VI. Le rôle de l’ex Président de la République Carlo Azeglio Ciampi
L’auteur consacre un chapitre de son ouvrage au rôle joué par l’ancien Président de la République italienne. Il explique comme l’action de ce Président a contribué à réaffirmer la valeur patriotique de la Résistance (soit elle partisane, militaire ou du fait des prisonniers dans les camps de concentration), en soulignant l’importance de sauvegarder cette mémoire afin de préserver la continuité de l’Etat et de transmettre ainsi ces valeurs aux générations futures comme patrimoine historique et moral sur lequel repose le sens d’appartenance nationale et l’unité du pays.

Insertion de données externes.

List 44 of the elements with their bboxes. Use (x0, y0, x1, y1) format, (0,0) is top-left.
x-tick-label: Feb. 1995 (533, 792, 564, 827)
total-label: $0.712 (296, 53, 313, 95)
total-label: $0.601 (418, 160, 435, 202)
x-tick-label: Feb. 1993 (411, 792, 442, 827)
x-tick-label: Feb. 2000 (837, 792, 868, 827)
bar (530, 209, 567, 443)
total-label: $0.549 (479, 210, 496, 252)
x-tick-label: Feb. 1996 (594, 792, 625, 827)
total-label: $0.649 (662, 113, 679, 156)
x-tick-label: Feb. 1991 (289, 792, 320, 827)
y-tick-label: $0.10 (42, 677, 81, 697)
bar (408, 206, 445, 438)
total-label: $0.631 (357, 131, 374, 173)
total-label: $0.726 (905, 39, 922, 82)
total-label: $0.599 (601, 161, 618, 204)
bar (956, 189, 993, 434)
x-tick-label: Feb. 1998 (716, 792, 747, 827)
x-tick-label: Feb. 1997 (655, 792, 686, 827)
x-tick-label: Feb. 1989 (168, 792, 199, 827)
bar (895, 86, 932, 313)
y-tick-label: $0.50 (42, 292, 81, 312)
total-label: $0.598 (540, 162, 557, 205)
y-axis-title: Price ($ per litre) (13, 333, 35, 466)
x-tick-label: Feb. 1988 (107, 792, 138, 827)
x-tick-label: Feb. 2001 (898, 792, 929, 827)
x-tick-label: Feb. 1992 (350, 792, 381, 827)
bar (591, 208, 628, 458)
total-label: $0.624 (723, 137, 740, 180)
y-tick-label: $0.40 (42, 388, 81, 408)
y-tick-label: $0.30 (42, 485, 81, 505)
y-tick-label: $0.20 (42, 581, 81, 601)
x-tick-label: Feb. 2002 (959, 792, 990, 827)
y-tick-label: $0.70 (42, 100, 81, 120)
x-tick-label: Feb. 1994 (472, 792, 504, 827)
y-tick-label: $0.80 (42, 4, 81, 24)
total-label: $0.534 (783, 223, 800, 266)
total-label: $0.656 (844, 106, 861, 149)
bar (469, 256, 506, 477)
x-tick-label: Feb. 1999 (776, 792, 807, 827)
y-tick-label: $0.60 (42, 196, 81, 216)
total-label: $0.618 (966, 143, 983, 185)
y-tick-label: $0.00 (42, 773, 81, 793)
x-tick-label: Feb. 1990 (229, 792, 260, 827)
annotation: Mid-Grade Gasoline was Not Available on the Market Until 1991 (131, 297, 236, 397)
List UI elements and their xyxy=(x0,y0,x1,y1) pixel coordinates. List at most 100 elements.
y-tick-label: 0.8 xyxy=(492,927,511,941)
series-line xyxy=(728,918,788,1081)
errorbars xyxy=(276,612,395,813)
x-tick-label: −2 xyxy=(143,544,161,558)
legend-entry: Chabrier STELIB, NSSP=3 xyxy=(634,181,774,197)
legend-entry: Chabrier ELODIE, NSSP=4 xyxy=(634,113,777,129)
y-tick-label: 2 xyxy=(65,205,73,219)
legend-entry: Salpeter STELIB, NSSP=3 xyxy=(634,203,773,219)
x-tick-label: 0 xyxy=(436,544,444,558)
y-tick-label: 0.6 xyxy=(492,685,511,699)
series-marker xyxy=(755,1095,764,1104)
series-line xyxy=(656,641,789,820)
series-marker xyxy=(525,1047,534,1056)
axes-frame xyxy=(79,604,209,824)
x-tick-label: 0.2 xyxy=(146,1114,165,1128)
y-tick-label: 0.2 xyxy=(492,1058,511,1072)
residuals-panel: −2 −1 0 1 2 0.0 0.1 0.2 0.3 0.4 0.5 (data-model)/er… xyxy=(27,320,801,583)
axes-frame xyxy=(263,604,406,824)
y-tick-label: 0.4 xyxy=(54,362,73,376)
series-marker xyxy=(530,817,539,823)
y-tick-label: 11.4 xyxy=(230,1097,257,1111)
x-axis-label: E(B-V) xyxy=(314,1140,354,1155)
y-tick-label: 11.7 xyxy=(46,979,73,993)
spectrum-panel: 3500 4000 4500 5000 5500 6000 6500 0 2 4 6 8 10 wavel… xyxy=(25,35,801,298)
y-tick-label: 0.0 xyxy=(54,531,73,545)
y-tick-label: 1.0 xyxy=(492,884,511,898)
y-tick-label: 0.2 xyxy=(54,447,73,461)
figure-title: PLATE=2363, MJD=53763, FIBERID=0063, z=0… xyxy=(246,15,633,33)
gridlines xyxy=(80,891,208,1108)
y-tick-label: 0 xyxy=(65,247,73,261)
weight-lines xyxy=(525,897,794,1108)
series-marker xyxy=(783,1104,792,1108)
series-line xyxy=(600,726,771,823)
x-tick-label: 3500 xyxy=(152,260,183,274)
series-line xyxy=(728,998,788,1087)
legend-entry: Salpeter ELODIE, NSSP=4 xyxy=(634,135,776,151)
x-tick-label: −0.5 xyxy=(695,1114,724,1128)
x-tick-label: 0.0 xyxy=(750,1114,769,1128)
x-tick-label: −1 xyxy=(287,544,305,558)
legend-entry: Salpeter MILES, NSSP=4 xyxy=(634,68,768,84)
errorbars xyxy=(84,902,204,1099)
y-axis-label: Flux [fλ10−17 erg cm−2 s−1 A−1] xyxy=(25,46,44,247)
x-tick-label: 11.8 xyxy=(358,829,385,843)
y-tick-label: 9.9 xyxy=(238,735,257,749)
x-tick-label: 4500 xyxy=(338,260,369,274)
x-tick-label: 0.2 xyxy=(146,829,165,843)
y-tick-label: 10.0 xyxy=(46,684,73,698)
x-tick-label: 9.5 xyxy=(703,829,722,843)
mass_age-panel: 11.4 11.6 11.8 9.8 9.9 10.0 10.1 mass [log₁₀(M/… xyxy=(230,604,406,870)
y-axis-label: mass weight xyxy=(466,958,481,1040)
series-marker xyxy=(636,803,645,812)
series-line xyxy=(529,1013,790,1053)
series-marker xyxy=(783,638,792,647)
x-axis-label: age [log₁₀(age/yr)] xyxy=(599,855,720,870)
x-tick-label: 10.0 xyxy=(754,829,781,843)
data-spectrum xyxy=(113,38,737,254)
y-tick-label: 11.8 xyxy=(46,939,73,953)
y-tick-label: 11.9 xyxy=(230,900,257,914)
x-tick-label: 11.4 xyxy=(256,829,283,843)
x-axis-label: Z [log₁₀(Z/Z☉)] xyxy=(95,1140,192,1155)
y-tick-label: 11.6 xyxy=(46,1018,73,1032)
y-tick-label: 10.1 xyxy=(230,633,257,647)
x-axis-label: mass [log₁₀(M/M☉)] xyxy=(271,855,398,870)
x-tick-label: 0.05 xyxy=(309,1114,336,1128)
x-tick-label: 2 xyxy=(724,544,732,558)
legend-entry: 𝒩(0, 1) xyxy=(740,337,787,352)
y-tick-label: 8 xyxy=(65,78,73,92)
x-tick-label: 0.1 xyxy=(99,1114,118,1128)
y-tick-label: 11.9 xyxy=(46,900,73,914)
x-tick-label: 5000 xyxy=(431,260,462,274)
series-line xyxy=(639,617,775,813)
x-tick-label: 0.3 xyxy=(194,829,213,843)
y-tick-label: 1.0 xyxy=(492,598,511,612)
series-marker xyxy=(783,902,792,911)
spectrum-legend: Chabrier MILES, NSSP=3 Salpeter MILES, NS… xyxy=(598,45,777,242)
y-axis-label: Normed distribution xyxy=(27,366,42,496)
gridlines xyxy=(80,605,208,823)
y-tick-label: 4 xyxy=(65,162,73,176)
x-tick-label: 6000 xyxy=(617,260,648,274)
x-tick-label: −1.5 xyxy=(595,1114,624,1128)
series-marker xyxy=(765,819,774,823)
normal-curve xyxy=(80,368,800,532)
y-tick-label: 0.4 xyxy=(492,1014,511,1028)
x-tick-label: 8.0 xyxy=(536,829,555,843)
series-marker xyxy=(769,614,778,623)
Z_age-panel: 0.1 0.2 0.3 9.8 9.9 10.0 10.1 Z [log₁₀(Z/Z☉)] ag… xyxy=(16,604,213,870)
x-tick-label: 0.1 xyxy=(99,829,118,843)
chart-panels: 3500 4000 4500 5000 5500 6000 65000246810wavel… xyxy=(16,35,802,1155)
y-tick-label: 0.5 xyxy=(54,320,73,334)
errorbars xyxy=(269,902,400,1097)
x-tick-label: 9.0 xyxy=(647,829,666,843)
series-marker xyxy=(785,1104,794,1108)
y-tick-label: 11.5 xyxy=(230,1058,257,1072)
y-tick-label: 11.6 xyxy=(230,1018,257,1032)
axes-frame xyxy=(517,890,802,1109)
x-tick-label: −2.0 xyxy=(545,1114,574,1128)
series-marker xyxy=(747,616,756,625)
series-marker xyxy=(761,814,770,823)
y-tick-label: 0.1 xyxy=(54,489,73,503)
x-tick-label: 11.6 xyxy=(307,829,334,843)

Des documents officiels analysés et étudiés par l’auteur émerge clairement une représentation de la Résistance qui s’inscrit fortement à l’intérieur de la « mémoire historique et hégémonique ». Cette mémoire sera enfin approfondie par de nouvelles références au droit, à la charte constitutionnelle, avec le renforcement de son sens pédagogique et civil.
Commentaire
Le livre nous offre un instrument d’interprétation très utile, celui de la « narration hégémonique » qui prend en compte à la fois le terrain sociologique et narratif, pour étudier et analyser les cultures et les politiques de la mémoire qui légitiment le pouvoir, dans la période de l’après-guerre. C’est dans cette phase historique marquante en effet que la reconstruction et la stabilisation des institutions et des sociétés étaient centrales. Il est intéressant de remarquer comme ce discours est dans le temps défié, défendu, modifié. Cela témoigne d’un important degré de conscience critique de la part de l’opinion publique d’un pays, de son passé et de son histoire.